The Court added that claim terms are entitled to a heavy presumption that they carry their ordinary and customary meaning to those skilled in the art in light of the claim term’s usage in the patent specification. However, noted the Court, when a patent applicant surrendered claim scope during prosecution before the PTO, the ordinary and customary meaning of a claim term may not apply. It explained that this doctrine of prosecution disclaimer does not apply where the alleged disavowal is ambiguous and that the disavowal must be both clear and unmistakable. The Court noted that the district court found that the inventor limited the “receiving means” to a “monitor” and that implicit in its determination was a finding that the inventor clearly and unmistakably surrendered any claim scope between the “receiving means” that receives first code signals as expressly recited in the claims and a “monitor” that receives first code signals.
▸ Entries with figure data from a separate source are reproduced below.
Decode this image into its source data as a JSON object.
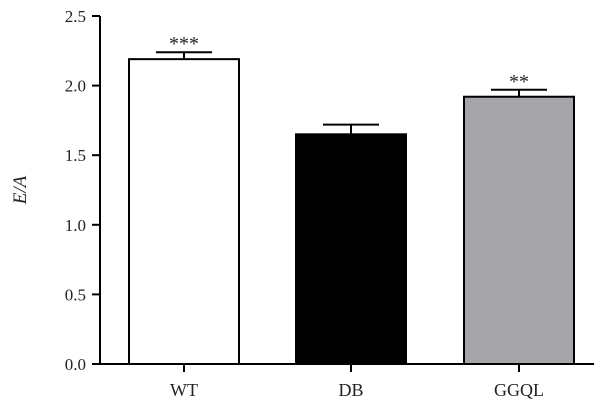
{
  "chart_data": {
    "type": "bar",
    "title": "",
    "xlabel": "",
    "ylabel": "E/A",
    "ylim": [
      0,
      2.5
    ],
    "yticks": [
      0.0,
      0.5,
      1.0,
      1.5,
      2.0,
      2.5
    ],
    "ytick_labels": [
      "0.0",
      "0.5",
      "1.0",
      "1.5",
      "2.0",
      "2.5"
    ],
    "grid": false,
    "categories": [
      "WT",
      "DB",
      "GGQL"
    ],
    "values": [
      2.19,
      1.65,
      1.92
    ],
    "errors": [
      0.05,
      0.07,
      0.05
    ],
    "colors": [
      "#ffffff",
      "#000000",
      "#a5a5aa"
    ],
    "edge_color": "#000000",
    "significance": [
      "***",
      "",
      "**"
    ]
  }
}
Disagreeing with the district court, the Federal Circuit concluded that the statement to the effect that the code signal was received by the monitor in the prosecution history did not amount to a clear and unmistakable surrender of claim scope. It noted that the statement was “unsupported by even a shred of evidence from the specification” and that read in isolation, the statement in the prosecution history could not be argued to be a disclaimer. Id. at 9. It observed that this statement, if taken literally, would result in an inoperable system and that Sensormatic’s own technical witness did not understand how such a system would operate. The Court stated that “[f]or a prosecution statement to prevail over the plain language of the claim, the statement must be clear and unmistakable such that the public should be entitled to rely on any ‘definitive statements made during prosecution.’” Id. at 10 (citation omitted). Accordingly, the Court concluded that this was not a case of prosecution disclaimer and that the receiving means was not limited to a monitor. Given its construction of the “receiving means” limitation, the Court found that the district court improperly granted SJ of noninfringement to Sensormatic.
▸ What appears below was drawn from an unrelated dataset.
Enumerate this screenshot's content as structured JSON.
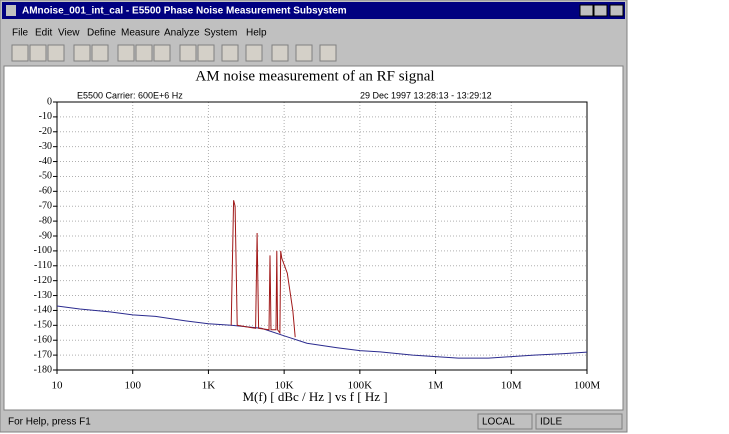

The Federal Circuit then turned to the district court’s other rationale for SJ. It noted that the district court also concluded that SJ was appropriate because Sensormatic’s CCTV systems did not include a controller that generated a second code signal corresponding to a first code signal that is sent by the camera to the controller. The Federal Circuit agreed with this conclusion with respect to Sensormatic’s CCTV systems employing the RS-422 protocol and SensorNet protocols, and affirmed the district court’s grant of SJ with respect to those systems. However, with respect to Sensormatic’s CCTV systems using the Intellix IP protocols, the Court noted that it was unclear on the record before it whether address information within the data packages sent from a camera to the controller was used by the controller to address control signals to the camera. Because this fact was both material and disputed, the Court reversed the district court’s grant of SJ with respect to the Sensormatic systems using the Intellix IP protocol and remanded.
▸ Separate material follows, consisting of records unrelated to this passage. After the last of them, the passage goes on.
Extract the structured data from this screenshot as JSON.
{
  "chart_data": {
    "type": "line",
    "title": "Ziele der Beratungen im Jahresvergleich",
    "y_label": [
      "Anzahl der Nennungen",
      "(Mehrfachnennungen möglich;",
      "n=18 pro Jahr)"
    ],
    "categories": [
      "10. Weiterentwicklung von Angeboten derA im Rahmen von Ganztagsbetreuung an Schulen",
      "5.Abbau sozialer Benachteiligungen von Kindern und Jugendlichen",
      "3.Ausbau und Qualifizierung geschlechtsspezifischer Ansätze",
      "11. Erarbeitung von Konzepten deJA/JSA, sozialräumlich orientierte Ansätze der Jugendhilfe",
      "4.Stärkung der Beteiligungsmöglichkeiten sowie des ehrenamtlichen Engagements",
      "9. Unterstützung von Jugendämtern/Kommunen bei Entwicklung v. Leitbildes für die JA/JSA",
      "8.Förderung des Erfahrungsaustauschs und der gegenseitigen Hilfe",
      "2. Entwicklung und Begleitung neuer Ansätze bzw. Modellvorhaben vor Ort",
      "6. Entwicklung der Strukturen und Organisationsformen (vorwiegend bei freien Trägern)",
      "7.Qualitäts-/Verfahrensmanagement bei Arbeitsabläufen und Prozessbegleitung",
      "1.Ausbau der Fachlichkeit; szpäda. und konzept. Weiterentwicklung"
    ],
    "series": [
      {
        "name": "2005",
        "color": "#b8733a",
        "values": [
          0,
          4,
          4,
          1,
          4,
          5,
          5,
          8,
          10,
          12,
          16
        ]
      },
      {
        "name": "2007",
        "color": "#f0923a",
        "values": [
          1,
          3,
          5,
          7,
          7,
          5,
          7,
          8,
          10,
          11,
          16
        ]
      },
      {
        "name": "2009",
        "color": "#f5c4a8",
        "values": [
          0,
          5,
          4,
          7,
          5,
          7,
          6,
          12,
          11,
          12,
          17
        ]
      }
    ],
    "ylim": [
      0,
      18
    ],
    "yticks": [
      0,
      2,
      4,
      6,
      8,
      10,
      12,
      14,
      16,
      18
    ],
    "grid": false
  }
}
Judge Cote dissented. In a one paragraph opinion, she noted that when the prosecution history and the patent are considered together, the evidence is clear and ambiguous that Elbex’s reference to a “monitor” during prosecution was an unmistakable surrender of claim scope. She opined that Elbex made significant revisions to the claim to obtain the patent, and was now trying to recapture what it chose to abandon during prosecution.